Nicolas Cage is making so many mid-budget films that it’s a wonder he had enough time off before turning up on the Utah set of this noirish mood piece to grow the full beard he sports – along with specs that give him a mild-mannered yet creepy look – for the lead role.
It opens with expansive driving-through-the-desert shots as Ray (Cage) and his wife Maggie (Robin Tunney) leave behind a recent trauma – the somewhat overworked plot device of a just-dead child, with a cocktail of substance abuse, drunkenness and infidelity thrown in – to start over again as the owners of the fairly seedy Motorway Motel, which they have seemingly bought on impulse from the shadowy, and now hard-to-contact Ben ((Bill Bolender). Ray soon runs into the place’s regulars – including a horny truck driver (Ernie Lively) and the local lesbian dominatrix (Kassia Conway) – and other suspicious characters, including some loiterers who pull pranks like dropping a dead pig in the swimming pool and splashing the place with red paint. Another frequent drop-in is garrulous, coffee-mooching cop Howard (Mark Blucas), who doesn’t seem that concerned about a couple of unexplained corpses on his patch but is interested in finding out where Ben’s fled to.
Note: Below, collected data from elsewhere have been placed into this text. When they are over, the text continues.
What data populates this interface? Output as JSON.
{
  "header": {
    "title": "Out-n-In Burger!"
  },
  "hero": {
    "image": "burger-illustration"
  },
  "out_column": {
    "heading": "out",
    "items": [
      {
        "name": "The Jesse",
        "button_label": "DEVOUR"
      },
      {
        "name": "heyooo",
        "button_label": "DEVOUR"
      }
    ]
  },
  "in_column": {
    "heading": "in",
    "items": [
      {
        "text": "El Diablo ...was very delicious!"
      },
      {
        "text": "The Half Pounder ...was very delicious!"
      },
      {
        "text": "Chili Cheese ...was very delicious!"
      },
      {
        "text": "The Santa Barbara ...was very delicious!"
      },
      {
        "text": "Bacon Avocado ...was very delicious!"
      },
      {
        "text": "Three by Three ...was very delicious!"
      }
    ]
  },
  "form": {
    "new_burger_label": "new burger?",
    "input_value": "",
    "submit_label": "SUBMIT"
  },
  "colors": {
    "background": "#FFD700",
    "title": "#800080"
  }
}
While having an off-and-on thing with his wife, Ray pokes around the place and discovers the previous owner had set up a secret tunnel to the popular-with-pervs Cabin No. 10 and has a two-way mirror installed for peeping purposes. A masked killer also shows up briefly, as if tipped into the slow-burning Jerry Rapp-Matthew Wilder script to add some incident to the simmering first half.
Director Tim Hunter made an impression in 1986 with River’s Edge and has occasional subsequent feature credits, but has been busiest with high-end TV (Twin Peaks, Homicide Life on the Street, Mad Men, Dexter, Deadwood, Hannibal) – this shows he’s still good at uncomfortable rural creepiness, since the slim plot keeps pausing for well-acted sequences in which Nicolas Cage is given various kinds of hard time by other folks. Like other well-known go-for-broke performers – Jack Nicholson, Bruce Dern, Anthony Hopkins – Cage also knows how to turn it down and play repressed, downtrodden, unemotional characters who don’t freak out till late in the day (when he does get to pistolwhip a big guy in a bar). This may be an ordinary little thriller, seemingly modelled on the dozens of similar items that came out as direct-to-rental items in the VHS era, but Cage doesn’t walk through it – and, though the part isn’t as substantial as it might be, the currently underused Robin Tunney steps up in her scenes to bring some depth to a drama which keeps panning away from her. As a mystery, it’s elementary – with a last-reel twist that’ll be no surprise at all to anyone who’s ever watched a made-for-TV whodunit – but there are some understated eccentricities, with perennial bit-player Bolender especially vivid in a cameo as the paranoid weirdo who drives the story engine. The climax, of course, involves a through-the-mirror jump.